Double Haul 1
Friday, 1 May 2015 | Simon
In the sport of fly fishing, any combination of rod, line and technique has its limitations, but you can certainly reduce the amount of things that can go wrong if you truly develop your casting skills.
And this isn’t something that happens overnight. Like any other skill, or art, you can only learn by taking it step by step, until it becomes second nature. Take hauling for instance. In order to make good hauls and to cast with minimal effort using a double haul, your basic technique needs to be spot on and be able to make consistently good back and forward casts.
Learning the back haul is a good place to start. Many anglers find the back haul the easiest to learn. It doesn’t depend on making a good cast beforehand because you use it to lift your line from the water. But hauling can only work properly if it adds to the line speed that can be achieved without it. This being the case, your hauls should be concentrated and targetted to the final acceleration stage of the cast. That means, when the rod tip is travelling fast. By making a haul during that transition the increased line speed and the rod’s stored energy will result in a longer cast.

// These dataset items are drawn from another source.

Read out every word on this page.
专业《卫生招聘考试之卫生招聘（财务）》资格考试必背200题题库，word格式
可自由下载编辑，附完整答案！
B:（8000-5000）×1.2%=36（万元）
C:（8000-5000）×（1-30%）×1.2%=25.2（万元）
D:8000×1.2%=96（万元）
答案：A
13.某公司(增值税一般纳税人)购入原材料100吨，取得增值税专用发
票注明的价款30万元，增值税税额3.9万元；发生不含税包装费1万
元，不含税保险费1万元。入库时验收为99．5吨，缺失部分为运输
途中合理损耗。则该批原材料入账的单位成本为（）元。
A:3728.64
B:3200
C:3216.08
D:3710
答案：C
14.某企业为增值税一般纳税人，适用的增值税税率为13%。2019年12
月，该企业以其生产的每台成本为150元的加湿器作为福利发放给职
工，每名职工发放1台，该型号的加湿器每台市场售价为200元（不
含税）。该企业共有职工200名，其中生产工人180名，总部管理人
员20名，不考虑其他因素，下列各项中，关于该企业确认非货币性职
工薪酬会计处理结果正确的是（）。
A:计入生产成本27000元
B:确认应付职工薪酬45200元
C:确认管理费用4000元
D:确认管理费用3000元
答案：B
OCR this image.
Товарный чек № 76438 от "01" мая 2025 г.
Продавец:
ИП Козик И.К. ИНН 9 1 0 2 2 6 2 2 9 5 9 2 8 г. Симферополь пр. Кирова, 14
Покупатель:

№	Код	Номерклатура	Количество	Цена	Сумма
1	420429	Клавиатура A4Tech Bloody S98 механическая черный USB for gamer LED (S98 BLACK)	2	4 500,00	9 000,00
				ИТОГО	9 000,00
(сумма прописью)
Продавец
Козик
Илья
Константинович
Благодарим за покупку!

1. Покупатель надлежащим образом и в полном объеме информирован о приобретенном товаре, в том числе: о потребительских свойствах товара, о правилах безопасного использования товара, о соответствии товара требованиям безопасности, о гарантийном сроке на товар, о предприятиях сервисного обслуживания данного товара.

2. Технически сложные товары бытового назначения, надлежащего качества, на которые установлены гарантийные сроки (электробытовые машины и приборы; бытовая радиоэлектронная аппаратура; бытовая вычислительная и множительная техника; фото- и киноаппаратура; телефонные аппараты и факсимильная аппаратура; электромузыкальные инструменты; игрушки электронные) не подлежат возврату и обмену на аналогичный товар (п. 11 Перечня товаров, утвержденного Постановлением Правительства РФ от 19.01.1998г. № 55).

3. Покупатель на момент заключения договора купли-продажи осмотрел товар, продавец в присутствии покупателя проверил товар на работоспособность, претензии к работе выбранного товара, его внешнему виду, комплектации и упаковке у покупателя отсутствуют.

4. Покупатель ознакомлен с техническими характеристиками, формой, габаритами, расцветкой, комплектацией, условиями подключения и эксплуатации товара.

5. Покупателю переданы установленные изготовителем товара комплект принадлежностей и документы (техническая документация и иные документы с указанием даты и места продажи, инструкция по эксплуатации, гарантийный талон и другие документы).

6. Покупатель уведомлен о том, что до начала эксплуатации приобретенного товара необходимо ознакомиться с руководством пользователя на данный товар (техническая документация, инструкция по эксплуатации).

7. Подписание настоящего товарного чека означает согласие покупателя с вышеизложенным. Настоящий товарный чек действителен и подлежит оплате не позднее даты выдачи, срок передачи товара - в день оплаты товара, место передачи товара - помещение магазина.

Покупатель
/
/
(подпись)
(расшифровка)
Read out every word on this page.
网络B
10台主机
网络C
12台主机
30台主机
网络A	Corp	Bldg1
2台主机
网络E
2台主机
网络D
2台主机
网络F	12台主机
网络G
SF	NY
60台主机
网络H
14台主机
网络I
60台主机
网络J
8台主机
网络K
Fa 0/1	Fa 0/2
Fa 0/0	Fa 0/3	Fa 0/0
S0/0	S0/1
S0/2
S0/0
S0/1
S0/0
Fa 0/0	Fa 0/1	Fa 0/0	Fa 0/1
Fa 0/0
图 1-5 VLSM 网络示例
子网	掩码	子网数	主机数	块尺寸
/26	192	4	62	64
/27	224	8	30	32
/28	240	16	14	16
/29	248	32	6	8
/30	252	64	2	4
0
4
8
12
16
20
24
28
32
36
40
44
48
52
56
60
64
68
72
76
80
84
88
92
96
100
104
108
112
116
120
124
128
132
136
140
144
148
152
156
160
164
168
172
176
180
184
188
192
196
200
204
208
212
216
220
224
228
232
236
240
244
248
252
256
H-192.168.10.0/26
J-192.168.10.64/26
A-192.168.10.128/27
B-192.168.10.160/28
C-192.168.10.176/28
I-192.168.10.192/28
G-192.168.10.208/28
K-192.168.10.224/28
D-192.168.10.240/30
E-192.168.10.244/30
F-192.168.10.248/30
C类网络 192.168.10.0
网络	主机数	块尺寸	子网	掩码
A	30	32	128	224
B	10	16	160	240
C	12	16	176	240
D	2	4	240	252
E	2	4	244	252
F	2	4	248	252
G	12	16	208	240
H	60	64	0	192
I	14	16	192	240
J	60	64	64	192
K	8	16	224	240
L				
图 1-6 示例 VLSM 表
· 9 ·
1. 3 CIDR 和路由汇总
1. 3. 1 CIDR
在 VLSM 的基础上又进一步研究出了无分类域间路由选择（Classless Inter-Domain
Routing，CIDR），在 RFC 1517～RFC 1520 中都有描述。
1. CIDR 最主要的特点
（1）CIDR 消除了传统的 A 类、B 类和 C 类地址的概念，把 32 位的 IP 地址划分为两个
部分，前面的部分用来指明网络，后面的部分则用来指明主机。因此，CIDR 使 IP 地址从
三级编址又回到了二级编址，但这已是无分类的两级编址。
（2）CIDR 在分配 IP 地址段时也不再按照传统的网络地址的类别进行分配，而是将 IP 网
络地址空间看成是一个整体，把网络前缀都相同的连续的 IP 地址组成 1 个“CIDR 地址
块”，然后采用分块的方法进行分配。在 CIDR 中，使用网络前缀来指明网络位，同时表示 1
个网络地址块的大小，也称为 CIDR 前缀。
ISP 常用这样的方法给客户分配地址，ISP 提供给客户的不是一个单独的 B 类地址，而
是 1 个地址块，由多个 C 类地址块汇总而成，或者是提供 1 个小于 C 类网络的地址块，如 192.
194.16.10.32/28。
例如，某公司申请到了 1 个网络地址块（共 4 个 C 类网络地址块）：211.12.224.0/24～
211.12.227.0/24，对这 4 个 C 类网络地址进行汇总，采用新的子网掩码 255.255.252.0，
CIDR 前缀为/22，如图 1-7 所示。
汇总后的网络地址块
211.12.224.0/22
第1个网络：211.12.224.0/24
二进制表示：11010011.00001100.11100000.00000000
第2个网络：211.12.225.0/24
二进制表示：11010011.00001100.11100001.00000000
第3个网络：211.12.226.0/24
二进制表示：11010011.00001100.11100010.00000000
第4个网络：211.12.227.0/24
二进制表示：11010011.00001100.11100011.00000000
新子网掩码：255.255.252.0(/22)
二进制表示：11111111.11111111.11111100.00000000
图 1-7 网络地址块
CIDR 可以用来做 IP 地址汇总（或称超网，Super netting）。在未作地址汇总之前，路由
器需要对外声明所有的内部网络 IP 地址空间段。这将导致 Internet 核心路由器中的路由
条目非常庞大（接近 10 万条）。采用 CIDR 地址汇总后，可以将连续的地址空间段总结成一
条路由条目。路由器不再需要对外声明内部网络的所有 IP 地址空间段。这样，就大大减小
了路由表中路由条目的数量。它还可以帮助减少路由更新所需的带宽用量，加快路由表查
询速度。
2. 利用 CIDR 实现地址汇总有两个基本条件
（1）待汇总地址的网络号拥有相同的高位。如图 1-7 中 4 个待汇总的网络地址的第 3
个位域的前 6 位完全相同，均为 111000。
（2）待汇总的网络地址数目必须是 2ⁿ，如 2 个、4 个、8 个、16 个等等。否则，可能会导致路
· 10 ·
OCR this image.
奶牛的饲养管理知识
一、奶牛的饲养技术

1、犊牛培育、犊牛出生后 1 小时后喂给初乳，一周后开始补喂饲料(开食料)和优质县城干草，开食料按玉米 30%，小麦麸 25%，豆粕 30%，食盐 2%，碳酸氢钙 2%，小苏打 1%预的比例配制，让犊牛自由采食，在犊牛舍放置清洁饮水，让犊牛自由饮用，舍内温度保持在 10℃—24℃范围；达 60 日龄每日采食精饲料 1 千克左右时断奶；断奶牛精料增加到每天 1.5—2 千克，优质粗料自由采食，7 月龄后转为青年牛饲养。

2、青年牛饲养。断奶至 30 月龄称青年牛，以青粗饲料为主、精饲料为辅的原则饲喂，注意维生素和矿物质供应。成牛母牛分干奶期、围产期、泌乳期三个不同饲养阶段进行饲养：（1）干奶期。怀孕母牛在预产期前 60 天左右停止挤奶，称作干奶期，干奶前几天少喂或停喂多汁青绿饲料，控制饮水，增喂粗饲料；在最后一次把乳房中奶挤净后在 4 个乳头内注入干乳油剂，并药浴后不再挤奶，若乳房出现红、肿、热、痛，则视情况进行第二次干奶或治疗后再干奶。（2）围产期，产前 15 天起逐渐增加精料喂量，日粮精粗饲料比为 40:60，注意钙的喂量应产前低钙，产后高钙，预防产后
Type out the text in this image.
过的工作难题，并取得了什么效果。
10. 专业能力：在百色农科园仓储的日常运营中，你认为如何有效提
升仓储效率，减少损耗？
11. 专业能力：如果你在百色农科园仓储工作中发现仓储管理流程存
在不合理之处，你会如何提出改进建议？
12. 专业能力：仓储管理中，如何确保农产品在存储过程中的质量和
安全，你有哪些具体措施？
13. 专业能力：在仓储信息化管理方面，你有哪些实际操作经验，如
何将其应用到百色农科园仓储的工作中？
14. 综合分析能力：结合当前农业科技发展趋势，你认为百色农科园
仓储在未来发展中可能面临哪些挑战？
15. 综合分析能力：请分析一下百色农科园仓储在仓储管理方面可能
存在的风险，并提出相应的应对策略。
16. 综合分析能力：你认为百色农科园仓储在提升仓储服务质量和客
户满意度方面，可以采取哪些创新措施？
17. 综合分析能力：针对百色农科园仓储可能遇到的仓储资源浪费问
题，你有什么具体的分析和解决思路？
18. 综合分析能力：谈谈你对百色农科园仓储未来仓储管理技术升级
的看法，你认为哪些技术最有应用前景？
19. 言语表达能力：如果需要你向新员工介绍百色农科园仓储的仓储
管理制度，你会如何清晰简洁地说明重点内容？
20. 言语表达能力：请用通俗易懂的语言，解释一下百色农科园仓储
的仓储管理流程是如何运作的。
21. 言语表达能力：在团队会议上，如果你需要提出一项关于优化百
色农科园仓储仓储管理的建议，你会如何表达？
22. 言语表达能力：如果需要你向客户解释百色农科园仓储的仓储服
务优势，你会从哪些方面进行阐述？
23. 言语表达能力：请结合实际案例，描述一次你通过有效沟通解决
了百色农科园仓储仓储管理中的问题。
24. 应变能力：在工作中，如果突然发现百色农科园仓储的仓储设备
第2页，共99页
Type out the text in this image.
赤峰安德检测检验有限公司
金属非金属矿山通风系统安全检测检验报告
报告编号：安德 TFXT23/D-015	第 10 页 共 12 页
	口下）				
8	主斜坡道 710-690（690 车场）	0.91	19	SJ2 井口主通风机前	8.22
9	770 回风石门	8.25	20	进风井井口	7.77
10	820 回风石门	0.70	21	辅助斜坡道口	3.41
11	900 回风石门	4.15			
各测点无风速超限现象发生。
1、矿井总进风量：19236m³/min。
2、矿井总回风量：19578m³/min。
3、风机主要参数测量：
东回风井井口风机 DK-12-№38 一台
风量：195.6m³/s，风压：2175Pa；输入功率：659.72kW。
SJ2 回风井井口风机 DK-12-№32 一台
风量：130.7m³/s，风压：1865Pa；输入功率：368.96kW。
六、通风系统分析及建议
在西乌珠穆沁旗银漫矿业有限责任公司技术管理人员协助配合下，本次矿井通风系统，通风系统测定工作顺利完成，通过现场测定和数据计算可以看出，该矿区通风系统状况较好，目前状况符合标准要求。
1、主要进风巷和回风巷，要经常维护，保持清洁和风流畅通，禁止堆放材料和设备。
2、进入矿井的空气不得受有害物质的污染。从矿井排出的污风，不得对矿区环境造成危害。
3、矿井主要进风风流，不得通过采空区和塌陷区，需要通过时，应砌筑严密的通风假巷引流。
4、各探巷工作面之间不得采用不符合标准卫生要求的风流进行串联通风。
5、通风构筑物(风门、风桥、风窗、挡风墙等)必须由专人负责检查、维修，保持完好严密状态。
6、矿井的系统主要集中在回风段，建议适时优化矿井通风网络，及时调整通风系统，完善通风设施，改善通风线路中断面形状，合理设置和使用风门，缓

If you make the haul to early and complete it before the final acceleration of the rod tip, the cast may actually benefit. That’s because the line is taut during the lift. However, and please take note: it is not going to increase the line speed to gain distance. Make the haul too late and some benefit may be gained, but the process is not as efficient as it could be. So what you need to do for maximum efficiency is to ensure that the fastest part of the haul coincides with the fastest rod tip speed. All this will make for a better fly fishing experience all round.